Il Signore è vicino a me, se non lo fosse non avrei nemmeno mai avuto il desiderio di conoscerLo; In ogni caso non siamo noi che scegliamo il Signore ma è Lui che sceglie noi, il Signore ci chiama (così come Gesù seguiva i discepoli diretti ad Emmaus e non il contrario). Poi da questa chiamata spetta a noi decidere se rispondere affermativamente; ma rispondere affermativamente può significare solo una cosa: seguirLo, fare la Sua volontà, lasciarsi guidare dalla sua mano… si lo voglio. Ora per fare la sua volontà devo imparare a conoscerLo, ogni giorno sempre di più, così le mie giornate non saranno mai vuote o sprecate. Senz’altro immagino che questo non sia un qualcosa di immediato o di semplice ma è un processo, un processo in continuo divenire e che può incontrare sulla sua strada degli ostacoli, ma non c’è nulla che Dio non possa; allora dagli ostacoli si impara a confidare in Dio più che in noi (bisogna pregare). In ogni caso per conoscerLo e fare la Sua volontà (che è la cosa migliore per noi, in quanto le Sue vie e i suoi pensieri sono più grandi e alti dei nostri) devo cercarLo nelle cose che parlano di Lui, nella Sua Parola (NT e AT).

Nel brano i discepoli del Signore erano in due, ed ecco che come il Signore aveva promesso si avvera che «Dove due o tre sono riuniti nel mio nome, lì sono io in mezzo a loro», per cui io penso che avere compagni nella fede è importante, in questo modo ci si può incoraggiare a vicenda e ci si può correggere a vicenda, si è senza dubbio più forti. Questo purtroppo a me manca in gran parte. Essere soli non mi sembra essere vietato dal Signore, ma senza dubbio si è probabilmente più vulnerabili ed esposti alle insidie, in qualche modo forse anche più esposti alla rilassatezza (lo dico perché mi è successo e a volte senza nemmeno accorgermene).

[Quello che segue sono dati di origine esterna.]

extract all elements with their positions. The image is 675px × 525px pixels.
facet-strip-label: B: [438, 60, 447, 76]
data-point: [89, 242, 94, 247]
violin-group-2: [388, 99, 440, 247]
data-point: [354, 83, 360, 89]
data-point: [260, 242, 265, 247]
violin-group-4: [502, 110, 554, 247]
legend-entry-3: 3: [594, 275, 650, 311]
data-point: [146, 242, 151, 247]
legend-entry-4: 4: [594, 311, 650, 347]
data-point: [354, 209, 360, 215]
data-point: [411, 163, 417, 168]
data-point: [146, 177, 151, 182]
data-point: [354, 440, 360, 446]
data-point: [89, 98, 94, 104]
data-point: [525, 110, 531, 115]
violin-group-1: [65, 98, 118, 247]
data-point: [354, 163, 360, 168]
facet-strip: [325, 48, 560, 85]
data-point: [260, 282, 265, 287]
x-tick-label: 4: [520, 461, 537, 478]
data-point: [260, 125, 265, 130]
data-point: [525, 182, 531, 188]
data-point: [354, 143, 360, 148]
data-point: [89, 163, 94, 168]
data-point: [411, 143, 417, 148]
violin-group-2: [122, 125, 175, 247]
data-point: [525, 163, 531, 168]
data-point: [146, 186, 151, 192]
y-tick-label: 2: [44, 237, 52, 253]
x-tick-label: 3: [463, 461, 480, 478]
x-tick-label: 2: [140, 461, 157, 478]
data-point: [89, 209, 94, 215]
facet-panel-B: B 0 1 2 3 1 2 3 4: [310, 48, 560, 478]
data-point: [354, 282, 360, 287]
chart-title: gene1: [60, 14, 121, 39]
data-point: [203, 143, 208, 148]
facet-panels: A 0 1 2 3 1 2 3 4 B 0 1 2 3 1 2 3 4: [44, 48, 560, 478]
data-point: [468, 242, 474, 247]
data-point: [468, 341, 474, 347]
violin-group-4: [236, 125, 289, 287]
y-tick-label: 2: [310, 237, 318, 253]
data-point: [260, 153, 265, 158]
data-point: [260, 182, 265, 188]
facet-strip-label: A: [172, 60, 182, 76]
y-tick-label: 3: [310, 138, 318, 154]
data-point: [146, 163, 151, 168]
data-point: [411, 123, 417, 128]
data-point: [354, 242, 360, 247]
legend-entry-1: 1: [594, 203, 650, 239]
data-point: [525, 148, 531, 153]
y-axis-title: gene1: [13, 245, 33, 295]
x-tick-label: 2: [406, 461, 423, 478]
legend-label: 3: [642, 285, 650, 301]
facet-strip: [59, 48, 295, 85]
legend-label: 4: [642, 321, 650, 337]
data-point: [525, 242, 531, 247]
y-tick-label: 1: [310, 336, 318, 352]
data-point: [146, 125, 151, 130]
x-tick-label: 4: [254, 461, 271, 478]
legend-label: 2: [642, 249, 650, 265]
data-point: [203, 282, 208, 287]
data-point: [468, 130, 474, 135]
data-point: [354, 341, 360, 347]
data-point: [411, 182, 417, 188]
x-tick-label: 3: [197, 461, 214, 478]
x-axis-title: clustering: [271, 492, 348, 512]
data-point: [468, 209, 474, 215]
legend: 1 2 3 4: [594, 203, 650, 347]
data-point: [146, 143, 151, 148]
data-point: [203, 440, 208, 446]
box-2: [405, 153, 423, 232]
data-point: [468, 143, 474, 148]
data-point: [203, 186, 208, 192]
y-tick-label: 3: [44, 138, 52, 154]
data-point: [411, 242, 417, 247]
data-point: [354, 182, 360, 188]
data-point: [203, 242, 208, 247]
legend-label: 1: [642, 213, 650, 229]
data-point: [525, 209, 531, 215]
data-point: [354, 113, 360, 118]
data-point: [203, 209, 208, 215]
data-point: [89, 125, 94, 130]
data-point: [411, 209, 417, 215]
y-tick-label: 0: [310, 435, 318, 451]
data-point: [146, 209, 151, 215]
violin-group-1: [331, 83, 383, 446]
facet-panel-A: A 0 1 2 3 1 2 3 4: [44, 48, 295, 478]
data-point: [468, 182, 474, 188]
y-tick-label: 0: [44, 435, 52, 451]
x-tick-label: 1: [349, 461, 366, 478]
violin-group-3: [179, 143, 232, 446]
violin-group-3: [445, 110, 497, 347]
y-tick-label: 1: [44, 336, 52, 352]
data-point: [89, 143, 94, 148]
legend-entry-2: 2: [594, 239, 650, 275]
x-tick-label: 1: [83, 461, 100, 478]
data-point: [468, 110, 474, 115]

Mi sento in gran parte rispecchiato nei due discepoli che una volta arrivati ad Emmaus pregano il Signore di restare con loro, perché il loro cuore arde e vogliono sentirlo ancora parlare. Questo lo vedo come il momento in cui il seme che Dio ha piantato in noi non soffoca, ma anzi germoglia ed è in procinto di crescere, perché desideriamo la Sua presenza e la Sua compagnia nella nostra vita e non soltanto una conoscenza intellettuale delle sue opere. Solo ubbidendo alla Sua volontà e cioè alla Sua Parola Egli potrà risiedere stabilmente in me, bisogna che lo desideri con tutto il cuore, costi quel che costi.

Ora in ultimo ho notato un collegamento tra i due brani della samaritana e dei discepoli di Emmaus. Una volta incontrato e riconosciuto veramente il Signore Gesù (per grazia e non per meriti personali, in quanto è Gesù che si rivela palesemente loro) entrambi hanno avuto la medesima reazione: l’urgenza di comunicare ciò che avevano visto e sentito, raccontare il loro incontro. La samaritana lascia la secchia al pozzo e corre al villaggio e i due discepoli di Emmaus “in quello stesso momento si alzarono”. Entrambi non possono più tacere, devono parlare perché i loro occhi si sono aperti, hanno incontrato il Cristo, il Vivente, e questo non è assolutamente un qualcosa che può lasciarti indifferente, fa ardere il cuore.

Questo io comprendo infine nella loro reazione: bisogna agire, agire con decisione, non certo in una fretta spropositata e irragionata, ma credo in una azione decisa e convinta di seguire il Signore e di testimoniare di Lui a chiunque ce lo chieda affinché anche altri possano, mossi dallo spirito, credere a lode e gloria di Dio.